Which is different from the definition commonly used on these forums.
Upper middle class, upper income, affluent, high net worth - these definitions vary greatly.
A person making $200k in Mississippi is upper income but in NYC, they barely save anything after taxes and cost of living.
Couples who have a few million will probably tell you they’re upper middle class while a worker at McDonald’s will never save that much in their lifetime.
Those owning rental properties were under an eviction and rent moratorium for up to 18 months. That meant NO income plus continued rising expenses. While large corporate entities can weather that type of situation, mom and pop can’t.
So darn tooting right. Any landlord that has the opportunity to jack up the rents is doing so to the maximum possible. Not only to make up for lost revenue - but also to hedge against another rent/eviction moratorium. They are trying to back fill their own reserve.

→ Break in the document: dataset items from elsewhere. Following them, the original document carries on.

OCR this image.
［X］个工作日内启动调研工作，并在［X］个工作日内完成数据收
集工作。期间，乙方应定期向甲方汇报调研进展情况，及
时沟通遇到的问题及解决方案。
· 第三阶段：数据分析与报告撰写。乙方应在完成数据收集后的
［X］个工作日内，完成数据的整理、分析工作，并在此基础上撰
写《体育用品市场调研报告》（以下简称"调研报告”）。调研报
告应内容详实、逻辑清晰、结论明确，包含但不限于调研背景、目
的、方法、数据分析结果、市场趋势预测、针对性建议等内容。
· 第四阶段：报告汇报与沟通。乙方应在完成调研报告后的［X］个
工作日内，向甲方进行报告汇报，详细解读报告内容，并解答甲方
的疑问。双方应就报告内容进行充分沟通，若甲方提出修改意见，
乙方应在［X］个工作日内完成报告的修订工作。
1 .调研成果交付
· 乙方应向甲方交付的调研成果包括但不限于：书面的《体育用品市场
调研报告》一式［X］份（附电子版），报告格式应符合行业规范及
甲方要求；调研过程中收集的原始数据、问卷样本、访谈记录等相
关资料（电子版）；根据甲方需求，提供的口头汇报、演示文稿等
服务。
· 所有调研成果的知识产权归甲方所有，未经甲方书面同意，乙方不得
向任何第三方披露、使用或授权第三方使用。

Our tenant never quit paying, even when we offered to help him out if needed.
Just because they could stop paying doesn’t mean everyone did.
In PA there was some sort of program to help landlords out if their tenants couldn’t pay. I never checked into it because we didn’t have to. Other states might not have done anything, of course. I don’t keep track.
For as much as I complain about PA when it comes to higher education and funding, the state does a lot right otherwise. This year we even had a hefty budget surplus lawmakers had to figure out how to use (not including anything from the feds Covid related). Schools did get a decent chunk of it, both K-12 and college. As a state, right now we’re thriving (individual areas can vary, of course).
Op quote the article and UMC is defined in there, that’s should be part of the discussion. Not some far fetched income from some forums.
As soon as Portland, Maine put rent control into effect, I told my husband our daughter’s landlord would sell the building. Within two months, I was proven right and D was in limbo without a lease under the old and new owners. It stunk. It took her many months to find a new place. $2,700/month for a three-bedroom with two other young women. $900/month is a lot at her entry level salary.